Inhibition of NK cell responses by ITIM-containing receptors occurs at a proximal step, upstream of Ca2+
mobilization and of actin polymerization-dependent processes (Long, 2008
). The identification of Vav1 as a primary substrate for dephosphorylation by SHP-1 during inhibitory receptor engagement by MHC class I on target cells (Peterson and Long, 2008
; Stebbins et al., 2003
), and as an essential component in the NKG2D and 2B4 synergy, as shown here, provides an explanation for the dominance of inhibitory receptors over synergistic activation signals. Our data revealed a hierarchy of inhibitory signals to control NK cell activation: a Vav1-dependent synergy was required to overcome inhibition by c-Cbl but was dominantly inhibited by CD94-NKG2A, even when inhibition by c-Cbl had been lifted.
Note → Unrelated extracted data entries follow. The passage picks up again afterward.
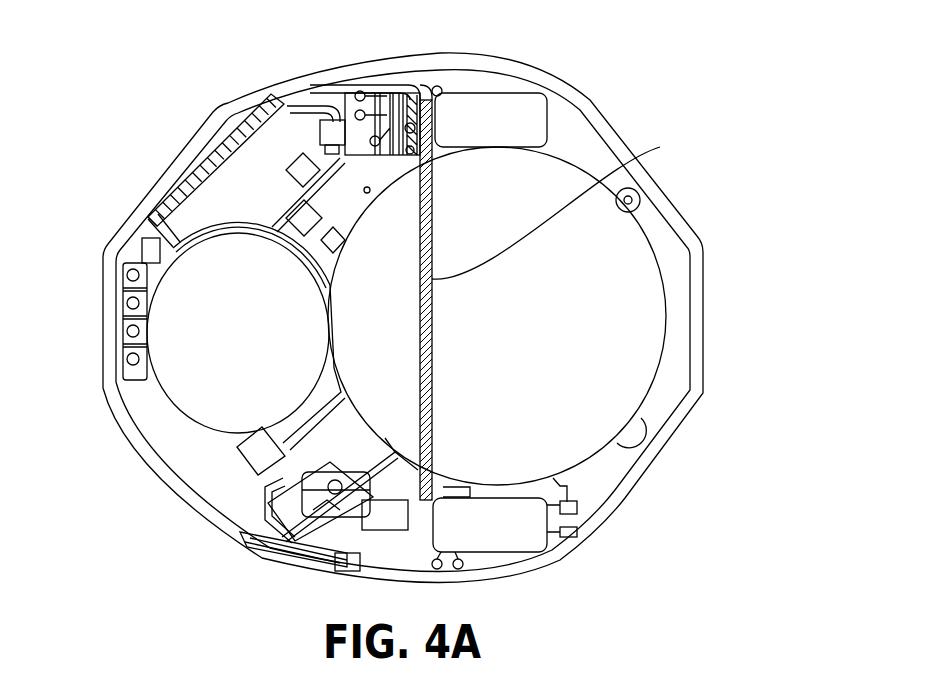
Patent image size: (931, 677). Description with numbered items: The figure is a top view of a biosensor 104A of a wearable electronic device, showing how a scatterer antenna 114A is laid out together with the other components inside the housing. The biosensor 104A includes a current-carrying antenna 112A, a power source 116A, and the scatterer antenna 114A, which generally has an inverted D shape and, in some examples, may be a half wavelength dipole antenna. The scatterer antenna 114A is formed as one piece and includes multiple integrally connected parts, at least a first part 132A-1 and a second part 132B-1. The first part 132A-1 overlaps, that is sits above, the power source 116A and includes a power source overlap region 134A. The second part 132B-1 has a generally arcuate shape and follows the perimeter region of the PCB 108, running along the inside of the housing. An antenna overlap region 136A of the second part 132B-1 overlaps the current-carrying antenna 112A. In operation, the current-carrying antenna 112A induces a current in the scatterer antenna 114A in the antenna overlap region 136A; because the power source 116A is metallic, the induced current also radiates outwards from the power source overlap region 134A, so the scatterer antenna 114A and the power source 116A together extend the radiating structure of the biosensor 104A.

The biosensor 104A is at (657, 68).
The housing body 108 is at (158, 420).
The current-carrying antenna 112A is at (290, 106).
The scatterer antenna 114A is at (117, 303).
The power source 116A is at (642, 262).
The first part 132A-1 is at (428, 102).
The second part 132B-1 is at (367, 82).
The power source overlap region 134A is at (660, 147).
The antenna overlap region 136A is at (213, 150).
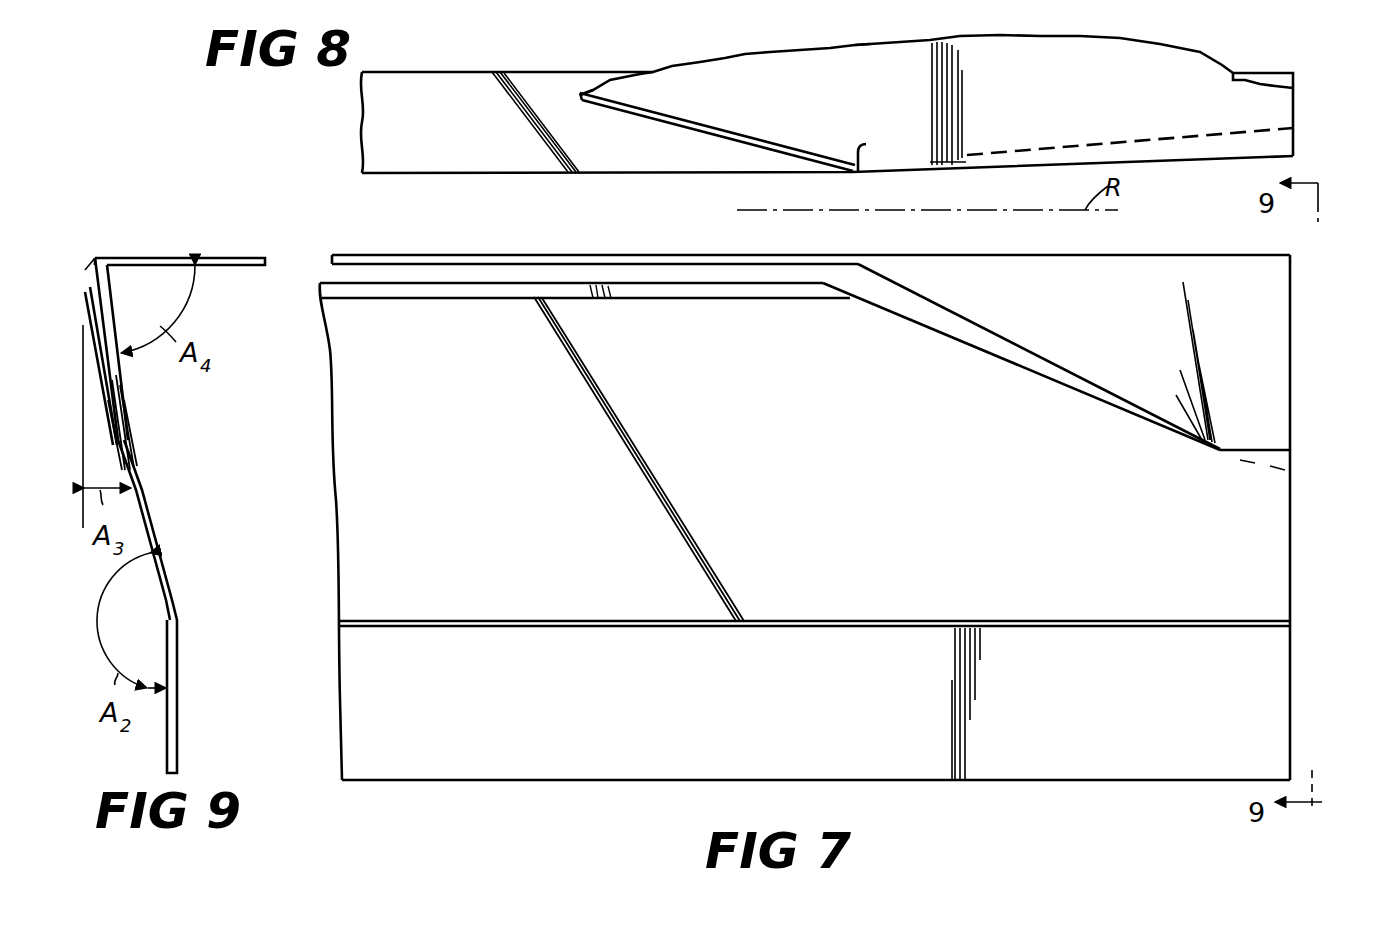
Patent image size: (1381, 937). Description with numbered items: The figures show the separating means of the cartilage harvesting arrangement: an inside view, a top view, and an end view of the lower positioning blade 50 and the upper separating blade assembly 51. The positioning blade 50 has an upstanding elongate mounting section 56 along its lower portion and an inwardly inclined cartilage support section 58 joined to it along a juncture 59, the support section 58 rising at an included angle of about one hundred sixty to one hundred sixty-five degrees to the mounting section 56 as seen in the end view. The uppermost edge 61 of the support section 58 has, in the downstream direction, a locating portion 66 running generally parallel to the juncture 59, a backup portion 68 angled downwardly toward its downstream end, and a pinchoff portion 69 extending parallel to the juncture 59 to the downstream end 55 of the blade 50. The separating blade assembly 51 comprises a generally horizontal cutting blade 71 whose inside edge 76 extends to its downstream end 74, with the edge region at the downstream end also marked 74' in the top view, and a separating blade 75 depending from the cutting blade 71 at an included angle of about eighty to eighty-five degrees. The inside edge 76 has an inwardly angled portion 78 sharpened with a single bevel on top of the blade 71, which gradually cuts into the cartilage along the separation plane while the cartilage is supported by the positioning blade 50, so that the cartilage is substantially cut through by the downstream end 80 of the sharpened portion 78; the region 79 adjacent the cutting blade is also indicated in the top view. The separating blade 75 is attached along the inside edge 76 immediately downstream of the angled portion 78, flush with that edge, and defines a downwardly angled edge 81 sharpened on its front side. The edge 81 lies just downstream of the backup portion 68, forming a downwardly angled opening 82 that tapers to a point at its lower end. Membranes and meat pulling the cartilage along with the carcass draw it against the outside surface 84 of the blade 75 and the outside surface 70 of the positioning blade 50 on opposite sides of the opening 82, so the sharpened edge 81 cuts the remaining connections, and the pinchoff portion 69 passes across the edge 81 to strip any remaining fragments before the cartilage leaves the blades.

In FIG. 8, the lower positioning blade 50 is at (528, 70).
In FIG. 7, the lower positioning blade 50 is at (466, 784).
In FIG. 9, the lower positioning blade 50 is at (180, 766).
In FIG. 8, the upper separating blade assembly 51 is at (982, 38).
In FIG. 7, the upper separating blade assembly 51 is at (1296, 256).
In FIG. 9, the upper separating blade assembly 51 is at (114, 257).
In FIG. 8, the downstream end of the blade 55 is at (1296, 73).
In FIG. 7, the downstream end of the blade 55 is at (1292, 527).
In FIG. 7, the mounting section 56 is at (614, 778).
In FIG. 9, the mounting section 56 is at (178, 688).
In FIG. 8, the cartilage support section 58 is at (456, 78).
In FIG. 7, the cartilage support section 58 is at (337, 455).
In FIG. 9, the cartilage support section 58 is at (148, 505).
In FIG. 7, the juncture 59 is at (806, 628).
In FIG. 9, the juncture 59 is at (178, 622).
In FIG. 8, the uppermost edge 61 is at (428, 173).
In FIG. 7, the uppermost edge 61 is at (628, 292).
In FIG. 8, the locating portion 66 is at (500, 174).
In FIG. 7, the locating portion 66 is at (503, 290).
In FIG. 9, the locating portion 66 is at (84, 290).
In FIG. 7, the backup portion 68 is at (885, 320).
In FIG. 9, the backup portion 68 is at (122, 385).
In FIG. 7, the pinchoff portion 69 is at (1264, 456).
In FIG. 9, the pinchoff portion 69 is at (100, 426).
In FIG. 8, the outside surface 70 is at (478, 133).
In FIG. 9, the outside surface 70 is at (154, 546).
In FIG. 8, the cutting blade 71 is at (864, 46).
In FIG. 7, the cutting blade 71 is at (712, 263).
In FIG. 9, the cutting blade 71 is at (203, 257).
In FIG. 8, the downstream end 74 is at (1165, 121).
In FIG. 9, the downstream end 74 is at (180, 241).
In FIG. 7, the top flange edge 74' is at (1299, 234).
In FIG. 7, the separating blade 75 is at (1290, 367).
In FIG. 9, the separating blade 75 is at (114, 312).
In FIG. 8, the inside edge 76 is at (618, 102).
In FIG. 7, the inside edge 76 is at (390, 263).
In FIG. 8, the inwardly angled portion 78 is at (688, 122).
In FIG. 7, the inwardly angled portion 78 is at (518, 265).
In FIG. 8, the cut-out region 79 is at (866, 110).
In FIG. 7, the cut-out region 79 is at (650, 264).
In FIG. 9, the cut-out region 79 is at (152, 258).
In FIG. 8, the downstream end of the sharpened portion 80 is at (886, 142).
In FIG. 7, the downstream end of the sharpened portion 80 is at (855, 264).
In FIG. 7, the downwardly angled edge 81 is at (988, 323).
In FIG. 7, the downwardly angled opening 82 is at (945, 325).
In FIG. 9, the outside surface 84 is at (96, 270).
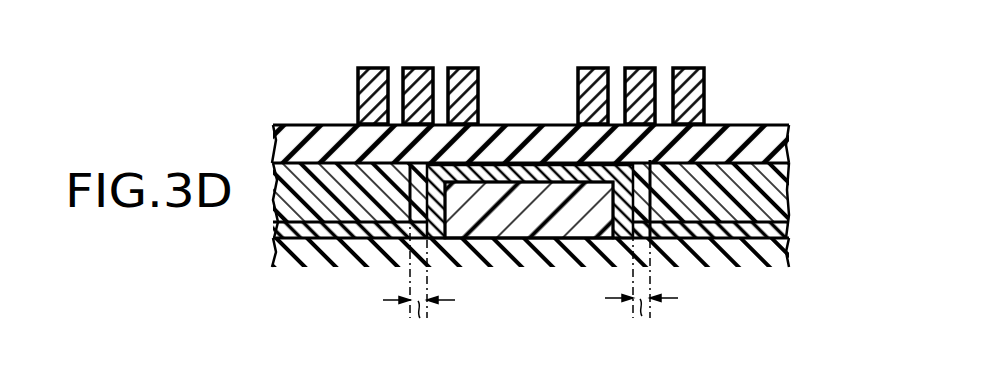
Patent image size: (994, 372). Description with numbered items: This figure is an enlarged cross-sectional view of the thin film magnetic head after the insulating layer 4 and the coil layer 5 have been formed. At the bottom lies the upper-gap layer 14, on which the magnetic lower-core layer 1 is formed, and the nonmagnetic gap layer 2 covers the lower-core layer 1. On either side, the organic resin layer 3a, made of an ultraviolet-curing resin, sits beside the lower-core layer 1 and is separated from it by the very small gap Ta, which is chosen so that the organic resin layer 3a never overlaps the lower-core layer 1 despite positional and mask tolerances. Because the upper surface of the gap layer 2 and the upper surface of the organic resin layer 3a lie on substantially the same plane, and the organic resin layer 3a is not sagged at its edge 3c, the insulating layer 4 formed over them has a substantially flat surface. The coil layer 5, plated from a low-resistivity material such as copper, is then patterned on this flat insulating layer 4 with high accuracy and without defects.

The lower-core layer 1 is at (533, 215).
The gap layer 2 is at (783, 226).
The organic resin layer 3a is at (318, 205).
The edge of the organic resin layer 3c is at (403, 170).
The insulating layer 4 is at (288, 130).
The coil layer 5 is at (470, 92).
The upper-gap layer 14 is at (793, 258).
The gap Ta is at (530, 279).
The expression of ligands for synergistic natural cytotoxicity receptors correlated with the sensitivity of primary tumor cells to killing by freshly isolated, primary NK cells (Carlsten et al., 2007
). As the co-activation receptor NKG2D provides innate protection from spontaneous tumor cells (Guerra et al., 2008
; Smyth et al., 2005
), and downregulation of Cbl-b in mice results in spontaneous tumor rejection by CD8 T cells (Chiang et al., 2007
; Loeser et al., 2007
), our new understanding of the regulation of NK cell responses through c-Cbl, and the synergy-independent activation through individual receptors after c-Cbl downmodulation, may open ways to optimize NK cell effector functions.